Josepha Friess (1824-1892) entered the congregation in Neunburg vorm Wald in 1840. Two years later, she was received into the novitiate and given the name Mary Caroline. Her leadership potential, her great love for children, and her many other extraordinary gifts were immediately recognized by Blessed Theresa, and she was entrusted with difficult teaching positions in Bavaria until her departure for America in 1847.
Before Blessed Theresa departed from New York for Europe in 1848, she placed Sister Mary Caroline Friess in charge of the schools in America. Two years later, Blessed Theresa appointed Sister Caroline as “General Vicar of the Order of the German School Sisters in North America.” Mother Caroline was 26 years old. Although the name of her position changed, Mother Caroline continued to direct and guide the congregation in North America until her death on July 22, 1892.

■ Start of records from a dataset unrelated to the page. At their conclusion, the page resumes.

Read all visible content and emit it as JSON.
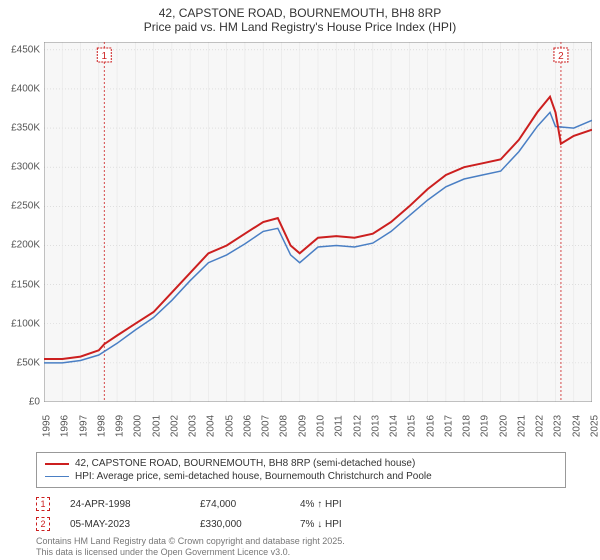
{
  "title": "42, CAPSTONE ROAD, BOURNEMOUTH, BH8 8RP",
  "subtitle": "Price paid vs. HM Land Registry's House Price Index (HPI)",
  "title_fontsize": 12,
  "chart": {
    "type": "line",
    "background_color": "#ffffff",
    "plot_background": "#f7f7f7",
    "grid_color": "#e6e6e6",
    "grid_dotted_color": "#cfcfcf",
    "axis_color": "#888888",
    "x_years": [
      1995,
      1996,
      1997,
      1998,
      1999,
      2000,
      2001,
      2002,
      2003,
      2004,
      2005,
      2006,
      2007,
      2008,
      2009,
      2010,
      2011,
      2012,
      2013,
      2014,
      2015,
      2016,
      2017,
      2018,
      2019,
      2020,
      2021,
      2022,
      2023,
      2024,
      2025
    ],
    "ylim": [
      0,
      460000
    ],
    "ytick_step": 50000,
    "yticks": [
      "£0",
      "£50K",
      "£100K",
      "£150K",
      "£200K",
      "£250K",
      "£300K",
      "£350K",
      "£400K",
      "£450K"
    ],
    "label_fontsize": 10,
    "series": [
      {
        "name": "price_paid",
        "label": "42, CAPSTONE ROAD, BOURNEMOUTH, BH8 8RP (semi-detached house)",
        "color": "#cc1f1f",
        "line_width": 2,
        "data": [
          [
            1995.0,
            55000
          ],
          [
            1996.0,
            55000
          ],
          [
            1997.0,
            58000
          ],
          [
            1998.0,
            66000
          ],
          [
            1998.3,
            74000
          ],
          [
            1999.0,
            85000
          ],
          [
            2000.0,
            100000
          ],
          [
            2001.0,
            115000
          ],
          [
            2002.0,
            140000
          ],
          [
            2003.0,
            165000
          ],
          [
            2004.0,
            190000
          ],
          [
            2005.0,
            200000
          ],
          [
            2006.0,
            215000
          ],
          [
            2007.0,
            230000
          ],
          [
            2007.8,
            235000
          ],
          [
            2008.5,
            200000
          ],
          [
            2009.0,
            190000
          ],
          [
            2010.0,
            210000
          ],
          [
            2011.0,
            212000
          ],
          [
            2012.0,
            210000
          ],
          [
            2013.0,
            215000
          ],
          [
            2014.0,
            230000
          ],
          [
            2015.0,
            250000
          ],
          [
            2016.0,
            272000
          ],
          [
            2017.0,
            290000
          ],
          [
            2018.0,
            300000
          ],
          [
            2019.0,
            305000
          ],
          [
            2020.0,
            310000
          ],
          [
            2021.0,
            335000
          ],
          [
            2022.0,
            370000
          ],
          [
            2022.7,
            390000
          ],
          [
            2023.0,
            370000
          ],
          [
            2023.3,
            330000
          ],
          [
            2024.0,
            340000
          ],
          [
            2025.0,
            348000
          ]
        ]
      },
      {
        "name": "hpi",
        "label": "HPI: Average price, semi-detached house, Bournemouth Christchurch and Poole",
        "color": "#4a7fc4",
        "line_width": 1.5,
        "data": [
          [
            1995.0,
            50000
          ],
          [
            1996.0,
            50000
          ],
          [
            1997.0,
            53000
          ],
          [
            1998.0,
            60000
          ],
          [
            1999.0,
            75000
          ],
          [
            2000.0,
            92000
          ],
          [
            2001.0,
            108000
          ],
          [
            2002.0,
            130000
          ],
          [
            2003.0,
            155000
          ],
          [
            2004.0,
            178000
          ],
          [
            2005.0,
            188000
          ],
          [
            2006.0,
            202000
          ],
          [
            2007.0,
            218000
          ],
          [
            2007.8,
            222000
          ],
          [
            2008.5,
            188000
          ],
          [
            2009.0,
            178000
          ],
          [
            2010.0,
            198000
          ],
          [
            2011.0,
            200000
          ],
          [
            2012.0,
            198000
          ],
          [
            2013.0,
            203000
          ],
          [
            2014.0,
            218000
          ],
          [
            2015.0,
            238000
          ],
          [
            2016.0,
            258000
          ],
          [
            2017.0,
            275000
          ],
          [
            2018.0,
            285000
          ],
          [
            2019.0,
            290000
          ],
          [
            2020.0,
            295000
          ],
          [
            2021.0,
            320000
          ],
          [
            2022.0,
            352000
          ],
          [
            2022.7,
            370000
          ],
          [
            2023.0,
            352000
          ],
          [
            2024.0,
            350000
          ],
          [
            2025.0,
            360000
          ]
        ]
      }
    ],
    "markers": [
      {
        "n": "1",
        "year": 1998.3,
        "color": "#cc1f1f",
        "date": "24-APR-1998",
        "price": "£74,000",
        "delta": "4% ↑ HPI"
      },
      {
        "n": "2",
        "year": 2023.3,
        "color": "#cc1f1f",
        "date": "05-MAY-2023",
        "price": "£330,000",
        "delta": "7% ↓ HPI"
      }
    ]
  },
  "legend": {
    "border_color": "#999999"
  },
  "footer_line1": "Contains HM Land Registry data © Crown copyright and database right 2025.",
  "footer_line2": "This data is licensed under the Open Government Licence v3.0."
}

Mother Caroline’s first task was to establish a motherhouse in Milwaukee. Here she admitted and prepared thousands of young women for their life of dedication to God as religious educators in an area of the world that was vastly different from her European homeland. Immigrants, especially Catholic immigrants, were not always welcomed to this new land and poverty was often their lot. Church leaders struggled with the difficulty of ministering to an increasingly diverse membership in a rapidly growing church. At the same time, the United States was deeply divided over the issue of slavery.
In response to these needs in the New World, School Sisters of Notre Dame staffed hundreds of schools and cared for many children in orphanages and homes for children in the United States and later in Canada. Every child was welcome, but poor children, boys and girls, were especially welcome. A child’s country of origin, religious beliefs, or race made no difference.